Matt Rens, the Hemp King of America, started making hemp in 1914 as part of the First World War effort. Matt Rens Hemp Company eventually became the nation’s largest, which he ran until his death in 1950. The Subcommittee of the Committee on Finance in the Senate held hearings on the legislation in July 1937, and Rens spoke before the Senators and called out the taxes for what they were.
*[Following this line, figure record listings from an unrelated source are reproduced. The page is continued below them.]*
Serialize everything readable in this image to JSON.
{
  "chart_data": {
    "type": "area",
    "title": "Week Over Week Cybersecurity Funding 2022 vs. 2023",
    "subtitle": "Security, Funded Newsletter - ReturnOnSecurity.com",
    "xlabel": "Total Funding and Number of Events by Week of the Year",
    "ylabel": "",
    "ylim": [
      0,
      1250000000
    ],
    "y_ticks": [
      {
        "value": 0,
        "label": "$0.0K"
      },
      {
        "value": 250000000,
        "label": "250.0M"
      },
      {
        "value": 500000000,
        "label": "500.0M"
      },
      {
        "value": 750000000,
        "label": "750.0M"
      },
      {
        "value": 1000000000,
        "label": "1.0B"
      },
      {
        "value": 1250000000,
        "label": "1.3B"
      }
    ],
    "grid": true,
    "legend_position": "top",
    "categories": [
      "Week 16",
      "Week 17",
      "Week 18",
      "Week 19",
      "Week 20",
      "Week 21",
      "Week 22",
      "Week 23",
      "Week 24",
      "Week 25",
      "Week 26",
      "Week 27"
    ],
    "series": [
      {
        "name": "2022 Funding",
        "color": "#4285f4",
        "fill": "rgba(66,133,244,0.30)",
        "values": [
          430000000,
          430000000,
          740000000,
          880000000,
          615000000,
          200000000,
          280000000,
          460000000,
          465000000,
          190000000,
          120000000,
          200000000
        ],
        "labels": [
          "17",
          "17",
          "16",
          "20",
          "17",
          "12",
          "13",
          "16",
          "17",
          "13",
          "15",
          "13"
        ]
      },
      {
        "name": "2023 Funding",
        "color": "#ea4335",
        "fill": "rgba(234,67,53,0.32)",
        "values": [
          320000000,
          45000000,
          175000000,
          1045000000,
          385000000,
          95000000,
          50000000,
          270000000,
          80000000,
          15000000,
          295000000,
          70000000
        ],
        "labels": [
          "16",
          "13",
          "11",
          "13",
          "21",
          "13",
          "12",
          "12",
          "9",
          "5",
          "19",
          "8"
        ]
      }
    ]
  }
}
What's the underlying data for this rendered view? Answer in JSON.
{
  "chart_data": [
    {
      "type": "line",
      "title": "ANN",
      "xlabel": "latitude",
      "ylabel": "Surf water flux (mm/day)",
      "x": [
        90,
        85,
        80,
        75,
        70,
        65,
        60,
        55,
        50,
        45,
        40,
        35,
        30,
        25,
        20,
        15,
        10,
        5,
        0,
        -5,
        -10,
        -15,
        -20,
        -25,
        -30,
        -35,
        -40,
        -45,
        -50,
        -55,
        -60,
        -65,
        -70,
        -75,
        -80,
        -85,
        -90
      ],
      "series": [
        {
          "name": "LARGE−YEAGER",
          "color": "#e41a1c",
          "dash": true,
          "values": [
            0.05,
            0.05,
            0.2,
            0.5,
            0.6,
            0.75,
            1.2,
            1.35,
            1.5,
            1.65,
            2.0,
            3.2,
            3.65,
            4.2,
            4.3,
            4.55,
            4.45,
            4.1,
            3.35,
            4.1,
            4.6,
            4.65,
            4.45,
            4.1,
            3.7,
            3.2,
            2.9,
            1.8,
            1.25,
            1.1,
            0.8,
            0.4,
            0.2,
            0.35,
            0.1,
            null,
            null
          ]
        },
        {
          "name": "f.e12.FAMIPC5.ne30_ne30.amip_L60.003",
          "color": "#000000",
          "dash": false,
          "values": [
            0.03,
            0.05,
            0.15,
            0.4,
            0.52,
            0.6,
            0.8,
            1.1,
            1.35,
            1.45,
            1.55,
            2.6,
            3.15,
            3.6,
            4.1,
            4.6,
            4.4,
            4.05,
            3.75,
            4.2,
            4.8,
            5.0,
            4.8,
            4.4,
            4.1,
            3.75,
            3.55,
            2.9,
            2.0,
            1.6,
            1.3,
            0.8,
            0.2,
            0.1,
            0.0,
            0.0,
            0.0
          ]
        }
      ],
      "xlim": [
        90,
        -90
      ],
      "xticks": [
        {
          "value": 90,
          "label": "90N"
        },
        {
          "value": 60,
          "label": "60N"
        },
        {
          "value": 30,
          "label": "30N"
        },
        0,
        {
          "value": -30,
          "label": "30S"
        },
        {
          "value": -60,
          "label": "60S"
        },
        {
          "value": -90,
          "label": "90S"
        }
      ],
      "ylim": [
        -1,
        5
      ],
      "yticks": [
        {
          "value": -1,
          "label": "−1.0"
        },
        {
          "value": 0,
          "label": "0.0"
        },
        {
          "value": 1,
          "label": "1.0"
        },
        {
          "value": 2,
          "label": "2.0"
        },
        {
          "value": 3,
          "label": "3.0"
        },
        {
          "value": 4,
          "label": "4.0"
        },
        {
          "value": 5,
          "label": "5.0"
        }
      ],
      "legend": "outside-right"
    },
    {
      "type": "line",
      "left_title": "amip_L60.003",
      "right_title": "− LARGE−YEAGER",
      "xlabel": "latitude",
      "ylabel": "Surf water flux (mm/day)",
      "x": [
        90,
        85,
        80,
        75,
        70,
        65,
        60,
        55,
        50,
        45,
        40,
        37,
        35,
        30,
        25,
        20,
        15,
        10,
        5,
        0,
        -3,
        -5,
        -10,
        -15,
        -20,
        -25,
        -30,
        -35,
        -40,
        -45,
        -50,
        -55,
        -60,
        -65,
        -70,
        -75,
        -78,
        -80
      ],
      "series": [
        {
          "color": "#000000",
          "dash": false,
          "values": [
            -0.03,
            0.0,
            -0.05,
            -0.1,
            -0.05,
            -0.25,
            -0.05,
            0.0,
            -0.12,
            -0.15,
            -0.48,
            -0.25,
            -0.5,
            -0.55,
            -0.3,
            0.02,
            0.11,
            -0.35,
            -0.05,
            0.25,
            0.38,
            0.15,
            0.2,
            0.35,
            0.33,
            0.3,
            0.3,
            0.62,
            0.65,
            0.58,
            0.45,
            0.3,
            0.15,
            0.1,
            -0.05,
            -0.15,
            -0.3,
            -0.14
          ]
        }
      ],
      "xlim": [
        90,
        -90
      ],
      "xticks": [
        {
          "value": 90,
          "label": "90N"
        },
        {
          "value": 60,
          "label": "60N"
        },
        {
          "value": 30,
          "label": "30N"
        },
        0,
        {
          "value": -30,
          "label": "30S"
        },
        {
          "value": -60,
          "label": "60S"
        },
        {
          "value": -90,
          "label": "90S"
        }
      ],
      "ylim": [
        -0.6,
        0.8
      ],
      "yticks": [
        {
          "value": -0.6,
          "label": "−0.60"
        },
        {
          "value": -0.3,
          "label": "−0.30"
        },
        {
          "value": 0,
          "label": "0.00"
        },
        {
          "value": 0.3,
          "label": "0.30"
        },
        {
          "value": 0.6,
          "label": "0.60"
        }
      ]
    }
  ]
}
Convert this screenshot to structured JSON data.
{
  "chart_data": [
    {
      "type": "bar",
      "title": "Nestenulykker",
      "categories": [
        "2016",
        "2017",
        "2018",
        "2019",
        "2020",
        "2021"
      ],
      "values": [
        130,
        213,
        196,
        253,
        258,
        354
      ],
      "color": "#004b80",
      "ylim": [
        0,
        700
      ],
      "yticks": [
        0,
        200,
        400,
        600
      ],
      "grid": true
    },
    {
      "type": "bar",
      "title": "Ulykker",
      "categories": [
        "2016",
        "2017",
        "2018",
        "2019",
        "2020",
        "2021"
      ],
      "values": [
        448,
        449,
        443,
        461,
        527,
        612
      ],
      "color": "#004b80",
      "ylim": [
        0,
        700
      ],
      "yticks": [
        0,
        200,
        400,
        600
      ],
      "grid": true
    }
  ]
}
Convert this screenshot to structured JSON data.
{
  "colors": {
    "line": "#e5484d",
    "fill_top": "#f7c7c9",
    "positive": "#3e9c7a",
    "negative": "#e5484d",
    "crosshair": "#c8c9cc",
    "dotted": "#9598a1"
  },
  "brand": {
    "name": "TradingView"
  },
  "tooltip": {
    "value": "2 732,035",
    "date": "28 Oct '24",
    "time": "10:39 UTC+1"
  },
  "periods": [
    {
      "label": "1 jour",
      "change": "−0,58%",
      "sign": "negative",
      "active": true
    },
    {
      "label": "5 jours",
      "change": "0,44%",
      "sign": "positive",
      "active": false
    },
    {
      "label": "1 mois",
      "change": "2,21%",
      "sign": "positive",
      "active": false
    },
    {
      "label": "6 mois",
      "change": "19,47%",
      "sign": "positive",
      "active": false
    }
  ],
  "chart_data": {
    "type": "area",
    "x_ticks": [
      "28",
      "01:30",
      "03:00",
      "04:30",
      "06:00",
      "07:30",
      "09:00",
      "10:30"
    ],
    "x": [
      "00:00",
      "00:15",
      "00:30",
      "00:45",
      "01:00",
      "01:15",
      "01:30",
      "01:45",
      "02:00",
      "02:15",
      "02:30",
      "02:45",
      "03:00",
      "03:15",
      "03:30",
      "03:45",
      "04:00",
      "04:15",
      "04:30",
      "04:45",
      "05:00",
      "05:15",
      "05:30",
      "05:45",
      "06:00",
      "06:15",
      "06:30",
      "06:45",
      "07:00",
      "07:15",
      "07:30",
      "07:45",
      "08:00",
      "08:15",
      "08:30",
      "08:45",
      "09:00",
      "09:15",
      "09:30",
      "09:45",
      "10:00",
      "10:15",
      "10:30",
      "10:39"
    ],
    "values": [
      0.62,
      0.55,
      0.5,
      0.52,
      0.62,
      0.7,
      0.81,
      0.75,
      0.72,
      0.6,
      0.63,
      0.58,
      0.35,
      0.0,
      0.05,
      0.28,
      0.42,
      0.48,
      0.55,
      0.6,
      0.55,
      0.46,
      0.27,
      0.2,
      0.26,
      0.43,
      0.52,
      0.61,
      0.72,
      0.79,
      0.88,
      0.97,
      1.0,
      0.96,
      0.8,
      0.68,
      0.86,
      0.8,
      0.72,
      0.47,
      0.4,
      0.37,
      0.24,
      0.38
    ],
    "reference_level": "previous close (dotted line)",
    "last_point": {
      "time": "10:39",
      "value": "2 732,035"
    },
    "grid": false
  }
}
“Such a tax would put all small producers out of the business of growing hemp, and the proportion of small producers is considerable,” Rens told the Senators. “The real purpose of this bill is not to raise money, is it?”
“Well, we're sticking to the proposition that it is,” said presiding Senator Prentiss Brown of Michigan.
“It will cost a million,” Rens added.
“We thank you, Mr. Rens,” said Senator Brown dismissively. “The next witness will be….”
President Franklin Roosevelt signed the Marihuana Tax Act on August 2, and the law took effect October 1 that same year. As part of the law, Anslinger’s Bureau of Narcotics received absolute administrative regulatory and enforcement powers. Moreover, the procedures associated with regulation and enforcement appeared not in the law itself but in the Regulations No. 1 addendum, which further heightened prohibition. For example, the Regulations said that any doctor who purchases the stamp to prescribe medical cannabis must immediately report the name, address and ailment of the patient to the Bureau in the form of a sworn statement. Any doctor who fails to do so can end up in jail.
Interestingly, many reform advocates argue that taxes levied on state-legal medical and recreational cannabis also discriminate against the plant, especially when compared to tax rates for alcohol. As more and more states legalize cannabis in some form, expect anti-cannabis groups to take a page out of the Anslinger and Oliphant playbook and introduce as many excessive and prohibitive taxes as possible.